Biofuel production
Experts on agro-economics say biofuel production is largely responsible for the current rise in food prices.
The crisis, according to them, is not going to end unless the rich countries change their energy consumption patterns.
Official statistics show that about 20 percent of U.S. corn, amounting to about 81 million tons, was used to produce alternative fuel in 2007, accounting for almost twice the annual growth in world grain consumption.
The European Union is implementing its own biofuel targets, planning to have 10 percent of its fuel supplied by biofuels in 2020.
The International Monetary Fund has said that almost 50 percent of the increased global demand for food has been triggered by wealthier countries' craze for biofuel production.
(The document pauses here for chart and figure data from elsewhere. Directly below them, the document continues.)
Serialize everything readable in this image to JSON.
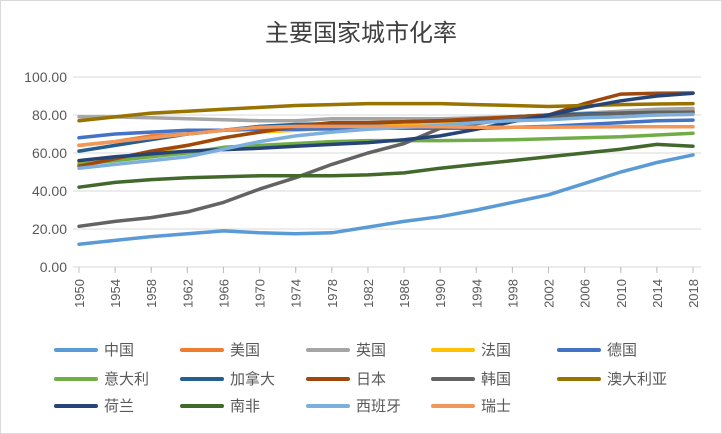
{
  "chart_data": {
    "type": "line",
    "title": "主要国家城市化率",
    "xlabel": "",
    "ylabel": "",
    "ylim": [
      0,
      100
    ],
    "yticks": [
      "0.00",
      "20.00",
      "40.00",
      "60.00",
      "80.00",
      "100.00"
    ],
    "x": [
      1950,
      1954,
      1958,
      1962,
      1966,
      1970,
      1974,
      1978,
      1982,
      1986,
      1990,
      1994,
      1998,
      2002,
      2006,
      2010,
      2014,
      2018
    ],
    "grid": true,
    "legend": "bottom",
    "series": [
      {
        "name": "中国",
        "color": "#5B9BD5",
        "values": [
          12,
          14,
          16,
          17.5,
          19,
          18,
          17.5,
          18,
          21,
          24,
          26.5,
          30,
          34,
          38,
          44,
          50,
          55,
          59
        ]
      },
      {
        "name": "美国",
        "color": "#ED7D31",
        "values": [
          64,
          66,
          69,
          70,
          72,
          73.5,
          73.6,
          73.7,
          74,
          75,
          75.3,
          77,
          78,
          79,
          80,
          81,
          82,
          82.3
        ]
      },
      {
        "name": "英国",
        "color": "#A5A5A5",
        "values": [
          79,
          79,
          78.5,
          78,
          77.5,
          77,
          77,
          78,
          78,
          78,
          78,
          78.5,
          79,
          80,
          81,
          82,
          83,
          83.4
        ]
      },
      {
        "name": "法国",
        "color": "#FFC000",
        "values": [
          55,
          57,
          60,
          64,
          68,
          71,
          72,
          73,
          74,
          74.5,
          75,
          76,
          77,
          78,
          79,
          79.5,
          80,
          80.4
        ]
      },
      {
        "name": "德国",
        "color": "#4472C4",
        "values": [
          68,
          70,
          71,
          72,
          72,
          72.5,
          72.5,
          72.7,
          73,
          73,
          73,
          73,
          73.5,
          74,
          75,
          76,
          77,
          77.3
        ]
      },
      {
        "name": "意大利",
        "color": "#70AD47",
        "values": [
          54,
          56,
          58,
          60,
          63,
          64,
          65,
          66,
          66.5,
          66.5,
          66.5,
          66.7,
          67,
          67.5,
          68,
          68.5,
          69.5,
          70.4
        ]
      },
      {
        "name": "加拿大",
        "color": "#255E91",
        "values": [
          61,
          64,
          67,
          70,
          72,
          74,
          75,
          75.5,
          75.7,
          76.5,
          77,
          77.5,
          79,
          80,
          80.5,
          81,
          81.3,
          81.4
        ]
      },
      {
        "name": "日本",
        "color": "#9E480E",
        "values": [
          53,
          57,
          61,
          64,
          68,
          71,
          74,
          76,
          76,
          76.5,
          77,
          78,
          79,
          80,
          86,
          91,
          91.5,
          91.6
        ]
      },
      {
        "name": "韩国",
        "color": "#636363",
        "values": [
          21.4,
          24,
          26,
          29,
          34,
          41,
          47,
          54,
          60,
          65,
          73,
          75.5,
          78,
          79,
          80,
          81,
          81.5,
          81.5
        ]
      },
      {
        "name": "澳大利亚",
        "color": "#997300",
        "values": [
          77,
          79,
          81,
          82,
          83,
          84,
          85,
          85.5,
          86,
          86,
          86,
          85.5,
          85,
          84.5,
          85,
          85.5,
          85.8,
          86
        ]
      },
      {
        "name": "荷兰",
        "color": "#264478",
        "values": [
          56,
          58,
          59.5,
          61,
          61.8,
          62.5,
          63.5,
          64.5,
          65.5,
          67,
          69,
          72.5,
          76.5,
          80,
          84,
          87.5,
          90,
          91.5
        ]
      },
      {
        "name": "南非",
        "color": "#43682B",
        "values": [
          42,
          44.5,
          46,
          47,
          47.5,
          48,
          48,
          48,
          48.5,
          49.5,
          52,
          54,
          56,
          58,
          60,
          62,
          64.5,
          63.6
        ]
      },
      {
        "name": "西班牙",
        "color": "#7CAFDD",
        "values": [
          52,
          54,
          56,
          58,
          62,
          66,
          69,
          71,
          72.5,
          73.5,
          74.5,
          76,
          77,
          77.5,
          78.5,
          79,
          80,
          80.3
        ]
      },
      {
        "name": "瑞士",
        "color": "#F1975A",
        "values": [
          64,
          66,
          68,
          70,
          72,
          73.5,
          74,
          74,
          74,
          74,
          73.8,
          73.5,
          73.5,
          73.6,
          73.7,
          73.8,
          73.8,
          73.8
        ]
      }
    ]
  }
}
Making 50 liters of ethanol requires 232 kg of corn, which can feed a child for a whole year, United Nations experts reckon.
If developed nations were to stop biofuel production this year, it would lead to a 20 percent decline in corn prices and a fall of about 10 percent in wheat prices within the next two years, according to the International Food Policy Research Institute, a think tank in Washington, D.C.
British Prime Minister Gordon Brown has already sounded a retreat on biofuels.
He said that Britain would reconsider how far it was prepared to sign proposals for a tenfold increase in the use of biofuels by 2020, in response to fears that they are causing the global food crisis.